A quick stop at Hillebrand where local artists using chisels and chainsaws were carving ice sculptures out of big blocks of ice … I also got a sampling of the 2005 Trius Dry Riesling (a full review will appear in an upcoming newsletter). I also swung by Jackson-Triggs, where I tried the soon-to-be-released 2005 Delaine Vineyard Riesling. These two Rieslings are just waiting for the spring/summer warm weather and days on the dock - they’ll also pair wonderfully with foods of your choice. Both reviews will appear in time for springtime purchasing. But I digress; let’s get back to the icewine festival tour.
Willow Heights was serving icewine Martinis which went down way too smoothly and could become addictive, they were also serving up surly staff members behind the counter which did not add to the enjoyment of the fabulous drink creation. On the other hand, the staff at Stoney Ridge proved to be much more amiable, as they poured the late harvest Vidal and cabernet Franc that they playfully have named Igluu. And Vineland, who always seems to be over-staffed (but that is to your benefit), poured Vidal and Riesling icewine alongside chocolate truffles. I also sampled some of their dry and semi-dry Rieslings, which are always superb, and some of the best Niagara has to offer. Vineland also had gifts for visitors … the first weekend they gave out bottle stoppers, but demand exceeded supply; so on the second weekend they passed out icewine glasses … a nice touch and great memento of the day.

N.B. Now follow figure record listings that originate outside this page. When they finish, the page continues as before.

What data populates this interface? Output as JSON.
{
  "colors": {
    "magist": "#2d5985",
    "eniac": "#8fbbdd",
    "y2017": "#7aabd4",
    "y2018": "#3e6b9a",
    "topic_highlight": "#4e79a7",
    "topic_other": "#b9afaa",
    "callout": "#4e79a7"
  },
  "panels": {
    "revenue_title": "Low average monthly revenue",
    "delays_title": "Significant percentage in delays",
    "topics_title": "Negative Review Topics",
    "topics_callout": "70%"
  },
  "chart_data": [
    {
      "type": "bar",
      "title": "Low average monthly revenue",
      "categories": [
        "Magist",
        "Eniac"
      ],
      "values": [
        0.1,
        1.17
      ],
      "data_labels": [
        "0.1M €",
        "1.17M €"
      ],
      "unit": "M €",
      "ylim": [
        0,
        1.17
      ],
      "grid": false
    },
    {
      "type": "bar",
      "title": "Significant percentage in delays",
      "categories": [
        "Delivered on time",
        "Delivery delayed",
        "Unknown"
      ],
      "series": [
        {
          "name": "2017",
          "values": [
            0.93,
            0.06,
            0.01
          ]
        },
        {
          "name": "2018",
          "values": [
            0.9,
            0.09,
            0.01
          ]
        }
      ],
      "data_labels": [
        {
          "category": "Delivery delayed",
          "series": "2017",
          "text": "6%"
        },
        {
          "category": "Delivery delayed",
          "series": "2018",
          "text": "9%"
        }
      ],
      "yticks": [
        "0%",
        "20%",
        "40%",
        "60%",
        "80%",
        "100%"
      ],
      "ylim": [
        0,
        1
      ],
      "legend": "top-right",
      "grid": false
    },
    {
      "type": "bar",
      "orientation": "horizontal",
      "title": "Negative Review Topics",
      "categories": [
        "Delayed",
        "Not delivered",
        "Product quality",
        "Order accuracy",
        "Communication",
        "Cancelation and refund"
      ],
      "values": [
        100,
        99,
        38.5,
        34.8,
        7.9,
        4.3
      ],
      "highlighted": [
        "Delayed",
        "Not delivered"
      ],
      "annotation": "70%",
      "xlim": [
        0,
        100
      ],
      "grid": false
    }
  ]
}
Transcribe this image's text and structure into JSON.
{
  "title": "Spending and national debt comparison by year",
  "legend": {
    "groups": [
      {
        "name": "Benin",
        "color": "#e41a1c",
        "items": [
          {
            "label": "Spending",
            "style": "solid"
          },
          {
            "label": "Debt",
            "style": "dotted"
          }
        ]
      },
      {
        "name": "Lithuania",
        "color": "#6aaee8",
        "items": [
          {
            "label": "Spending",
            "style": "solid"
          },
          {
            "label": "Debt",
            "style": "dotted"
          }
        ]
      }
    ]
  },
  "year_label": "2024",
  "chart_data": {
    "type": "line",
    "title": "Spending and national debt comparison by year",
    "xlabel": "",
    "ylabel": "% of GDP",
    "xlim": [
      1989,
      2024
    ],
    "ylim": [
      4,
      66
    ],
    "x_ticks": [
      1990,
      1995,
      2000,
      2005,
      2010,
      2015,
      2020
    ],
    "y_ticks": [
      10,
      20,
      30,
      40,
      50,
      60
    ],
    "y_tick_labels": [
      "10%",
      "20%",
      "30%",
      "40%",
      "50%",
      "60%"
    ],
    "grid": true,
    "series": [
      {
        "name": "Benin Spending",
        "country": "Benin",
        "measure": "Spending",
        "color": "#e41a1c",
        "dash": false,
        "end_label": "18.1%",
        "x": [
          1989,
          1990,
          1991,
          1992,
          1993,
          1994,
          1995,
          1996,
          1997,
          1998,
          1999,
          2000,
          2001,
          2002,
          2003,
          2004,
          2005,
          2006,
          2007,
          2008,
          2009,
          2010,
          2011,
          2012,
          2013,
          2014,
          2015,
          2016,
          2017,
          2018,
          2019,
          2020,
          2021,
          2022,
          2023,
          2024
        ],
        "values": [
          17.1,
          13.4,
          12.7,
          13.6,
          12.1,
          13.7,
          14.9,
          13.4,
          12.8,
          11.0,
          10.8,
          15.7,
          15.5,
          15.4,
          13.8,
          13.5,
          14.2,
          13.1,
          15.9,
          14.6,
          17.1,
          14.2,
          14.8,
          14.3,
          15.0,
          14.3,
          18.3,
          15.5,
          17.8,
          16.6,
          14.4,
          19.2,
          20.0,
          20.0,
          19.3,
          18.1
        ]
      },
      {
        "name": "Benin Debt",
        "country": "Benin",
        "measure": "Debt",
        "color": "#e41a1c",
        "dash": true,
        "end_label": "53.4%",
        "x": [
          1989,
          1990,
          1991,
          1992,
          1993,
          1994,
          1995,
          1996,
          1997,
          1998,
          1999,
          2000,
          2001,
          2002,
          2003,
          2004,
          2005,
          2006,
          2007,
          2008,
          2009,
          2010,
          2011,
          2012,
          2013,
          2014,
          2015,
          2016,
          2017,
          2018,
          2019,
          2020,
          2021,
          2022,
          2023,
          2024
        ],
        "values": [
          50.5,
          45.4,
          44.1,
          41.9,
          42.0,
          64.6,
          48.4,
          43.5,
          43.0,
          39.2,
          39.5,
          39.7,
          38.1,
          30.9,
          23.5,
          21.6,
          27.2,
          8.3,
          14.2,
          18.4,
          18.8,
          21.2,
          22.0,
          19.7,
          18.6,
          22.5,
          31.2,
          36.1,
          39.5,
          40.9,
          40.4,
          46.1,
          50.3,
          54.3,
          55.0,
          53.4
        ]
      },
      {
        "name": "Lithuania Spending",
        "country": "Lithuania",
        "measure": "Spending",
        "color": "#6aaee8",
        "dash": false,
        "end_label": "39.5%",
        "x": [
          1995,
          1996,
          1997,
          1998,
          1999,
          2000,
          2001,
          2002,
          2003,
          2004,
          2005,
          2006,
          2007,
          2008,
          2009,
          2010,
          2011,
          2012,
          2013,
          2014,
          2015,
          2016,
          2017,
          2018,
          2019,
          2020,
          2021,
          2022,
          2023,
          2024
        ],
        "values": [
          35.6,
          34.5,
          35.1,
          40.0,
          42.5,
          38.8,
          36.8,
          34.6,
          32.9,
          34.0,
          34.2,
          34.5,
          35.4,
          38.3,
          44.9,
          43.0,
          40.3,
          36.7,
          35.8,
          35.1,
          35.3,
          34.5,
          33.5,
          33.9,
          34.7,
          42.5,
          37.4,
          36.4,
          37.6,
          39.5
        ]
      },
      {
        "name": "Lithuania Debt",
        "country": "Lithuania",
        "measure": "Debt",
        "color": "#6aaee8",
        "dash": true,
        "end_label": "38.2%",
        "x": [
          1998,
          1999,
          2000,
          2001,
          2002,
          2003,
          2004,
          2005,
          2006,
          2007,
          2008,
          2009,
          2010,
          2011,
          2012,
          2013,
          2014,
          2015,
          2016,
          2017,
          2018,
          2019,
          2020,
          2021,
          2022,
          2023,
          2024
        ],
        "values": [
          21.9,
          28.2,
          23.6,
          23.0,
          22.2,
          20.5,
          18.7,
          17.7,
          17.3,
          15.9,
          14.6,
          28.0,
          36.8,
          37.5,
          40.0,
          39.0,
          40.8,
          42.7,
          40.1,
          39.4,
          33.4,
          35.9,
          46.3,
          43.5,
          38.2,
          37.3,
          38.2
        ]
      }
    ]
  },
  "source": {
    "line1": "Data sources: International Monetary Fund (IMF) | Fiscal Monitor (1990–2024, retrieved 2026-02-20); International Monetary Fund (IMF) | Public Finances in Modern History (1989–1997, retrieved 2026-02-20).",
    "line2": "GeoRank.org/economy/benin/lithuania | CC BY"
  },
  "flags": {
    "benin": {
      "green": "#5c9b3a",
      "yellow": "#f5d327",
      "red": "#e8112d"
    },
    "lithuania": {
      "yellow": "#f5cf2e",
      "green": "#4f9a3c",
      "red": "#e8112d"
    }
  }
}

Last stop Angels Gate Winery, who decided to fly in the face of convention, skipped icewine altogether and poured a flight of Cabernet Sauvignons from the 2002, 2003, and 2004 vintages. They topped that off with an unfiltered, as-yet-unreleased tasting of a 2006 late harvest Cabernet Sauvignon that they are working on. Surprisingly the 2003 Cab Sauv was the winner of the flight and a steal at $18.95 … there’s plenty left and it’s drinking well now, but it can still age for a number of years. 2003 was not a particularly good year for reds in Ontario, but there are some gems out there if you look – this is one of them.
Obviously not a comprehensive list of places that were pouring and serving during the festival, but a nice little tour that made for an enjoyable day out on the wine trail. Many wineries went un-visited and many others had interesting and unique pairings that I just did not have time for. Next year I would suggest grabbing a passport and checking out the wine route, make a weekend out of it, it’s one of the most delicious and economical ways to enjoy the icewine festival.